Approximately 28 million Americans live with Type 2 diabetes, a condition characterized by high blood sugar levels.  The immune system plays a part in type 2 diabetes. Researchers have linked insulin resistance to high levels of cytokines, which are released in response to inflammation in the body.  The immune system’s response to inflammation leads to fat cells being unable to respond well to insulin and sees the fat cells releasing fatty acids into the blood, leading to higher than normal levels of cholesterol.  It has long been known that if the patient has diabetes, is at risk of diabetes, or has a family history of diabetes one of the first symptoms to show is enlargement of lymph nodes, the lymphatic system is a major part of the immune system.

However, there is still much that is unknown as to how diabetes effects the body’s lymphatic vessels.

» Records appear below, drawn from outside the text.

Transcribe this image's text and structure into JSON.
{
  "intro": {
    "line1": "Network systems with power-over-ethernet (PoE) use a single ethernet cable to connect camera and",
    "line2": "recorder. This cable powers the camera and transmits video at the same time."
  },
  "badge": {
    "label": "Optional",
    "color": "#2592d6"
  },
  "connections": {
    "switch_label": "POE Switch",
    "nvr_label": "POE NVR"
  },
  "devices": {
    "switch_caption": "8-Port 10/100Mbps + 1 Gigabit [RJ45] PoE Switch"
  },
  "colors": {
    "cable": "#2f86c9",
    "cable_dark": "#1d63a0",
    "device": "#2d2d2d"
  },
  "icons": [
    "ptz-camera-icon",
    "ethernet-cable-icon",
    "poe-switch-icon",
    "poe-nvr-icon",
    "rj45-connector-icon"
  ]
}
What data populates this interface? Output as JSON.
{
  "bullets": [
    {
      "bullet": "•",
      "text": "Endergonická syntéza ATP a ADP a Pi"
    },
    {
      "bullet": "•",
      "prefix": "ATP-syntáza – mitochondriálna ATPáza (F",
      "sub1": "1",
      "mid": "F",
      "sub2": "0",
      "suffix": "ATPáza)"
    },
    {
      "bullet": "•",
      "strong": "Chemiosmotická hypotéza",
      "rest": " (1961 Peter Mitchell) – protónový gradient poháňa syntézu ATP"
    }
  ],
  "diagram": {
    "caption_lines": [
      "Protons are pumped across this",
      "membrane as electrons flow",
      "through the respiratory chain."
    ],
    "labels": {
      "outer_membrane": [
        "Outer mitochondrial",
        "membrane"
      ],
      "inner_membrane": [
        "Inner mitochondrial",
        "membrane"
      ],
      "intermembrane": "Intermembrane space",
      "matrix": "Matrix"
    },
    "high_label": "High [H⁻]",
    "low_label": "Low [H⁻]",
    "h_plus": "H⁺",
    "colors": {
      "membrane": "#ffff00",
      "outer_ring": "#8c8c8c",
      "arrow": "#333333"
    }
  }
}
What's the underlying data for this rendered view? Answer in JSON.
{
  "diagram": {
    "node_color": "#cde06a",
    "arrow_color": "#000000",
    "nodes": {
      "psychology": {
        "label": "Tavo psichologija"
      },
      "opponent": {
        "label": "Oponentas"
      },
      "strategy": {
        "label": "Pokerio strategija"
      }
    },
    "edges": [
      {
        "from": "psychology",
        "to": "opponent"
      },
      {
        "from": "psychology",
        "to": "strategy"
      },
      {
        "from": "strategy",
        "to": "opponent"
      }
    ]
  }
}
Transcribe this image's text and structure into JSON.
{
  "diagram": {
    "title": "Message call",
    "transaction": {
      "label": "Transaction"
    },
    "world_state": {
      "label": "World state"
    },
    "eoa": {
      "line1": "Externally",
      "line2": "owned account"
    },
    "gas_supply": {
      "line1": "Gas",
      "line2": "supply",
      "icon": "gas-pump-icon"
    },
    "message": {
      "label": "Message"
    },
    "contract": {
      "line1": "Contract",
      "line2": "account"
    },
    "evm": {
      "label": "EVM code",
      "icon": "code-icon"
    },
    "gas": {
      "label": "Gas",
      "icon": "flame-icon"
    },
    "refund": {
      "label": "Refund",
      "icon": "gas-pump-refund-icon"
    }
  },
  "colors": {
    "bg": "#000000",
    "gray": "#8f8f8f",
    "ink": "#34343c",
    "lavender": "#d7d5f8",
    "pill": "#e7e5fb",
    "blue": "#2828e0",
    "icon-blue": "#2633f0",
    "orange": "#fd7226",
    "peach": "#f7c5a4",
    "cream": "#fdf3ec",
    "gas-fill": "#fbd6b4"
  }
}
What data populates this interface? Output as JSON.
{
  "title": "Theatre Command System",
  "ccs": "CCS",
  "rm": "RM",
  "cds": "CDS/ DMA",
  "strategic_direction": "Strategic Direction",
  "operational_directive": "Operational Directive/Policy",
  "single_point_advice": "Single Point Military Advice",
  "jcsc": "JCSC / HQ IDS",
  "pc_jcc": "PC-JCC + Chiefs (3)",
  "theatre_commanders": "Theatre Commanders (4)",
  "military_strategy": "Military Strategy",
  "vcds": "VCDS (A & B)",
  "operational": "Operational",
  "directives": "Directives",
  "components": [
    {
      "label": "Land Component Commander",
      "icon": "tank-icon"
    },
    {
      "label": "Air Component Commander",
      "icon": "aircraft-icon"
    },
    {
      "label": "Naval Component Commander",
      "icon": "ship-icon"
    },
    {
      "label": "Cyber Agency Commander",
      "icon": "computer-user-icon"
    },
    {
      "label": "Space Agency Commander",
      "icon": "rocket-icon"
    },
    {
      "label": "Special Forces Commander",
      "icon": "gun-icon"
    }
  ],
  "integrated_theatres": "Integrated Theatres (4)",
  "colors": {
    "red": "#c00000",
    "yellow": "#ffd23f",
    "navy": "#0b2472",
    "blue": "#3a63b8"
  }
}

Now, a study from University of Missouri researchers has identified for the first time how the condition affects lymphatic vessels, a breakthrough that could lay the groundwork for new therapies to improve the lives of people with Type 2 diabetes.  The opensource study is published in the journal Cardiovascular Research.

Previous studies show that the lymphatic system’s primary role is to transport lymph, a clear fluid that contains white blood cells that help rid the body of antigens, to lymph nodes where immune responses are activated. The current study shows for the first time that when individuals have Type 2 diabetes, the walls of their lymphatic vessels are defective and become increasingly permeable, or leaky.

The team likens the permeability of a healthy lymphatic vessel to a porous garden hose, which is designed to allow water to escape through small holes in the hose. However, they explain that a lymphatic vessel in a person with Type 2 diabetes is like a porous garden hose that has been drilled with large holes, letting too much water escape. The results show that when the lymphatic vessel is too permeable, lymph and antigens are not transported to the lymph nodes.

Studying lymphatic vessel function in animals has been a challenge for researchers, because unlike blood vessels, lymph vessels are clear and appear almost invisible. However, the researchers developed a new investigative method to measure lymphatic vessel permeability and found that the vessels in Type 2 diabetes produced nitric oxide levels much lower than healthy lymphatic vessels.

The results showed that when an individual has Type 2 diabetes, cells in the lymphatic vessels aren’t producing enough nitric oxide, which is essential to maintaining the integrity of their endothelial layer so that they function properly. The researchers found that by giving the lymphatic vessels L-arginine, an amino acid commonly found in red meat, poultry, dairy products and nutritional supplements, they were able to boost their nitric oxide production and restore their ability to act as a barrier.

While more studies are needed, the lab  is hopeful the findings could lead to further research for developing new treatments or therapies for individuals with Type 2 diabetes.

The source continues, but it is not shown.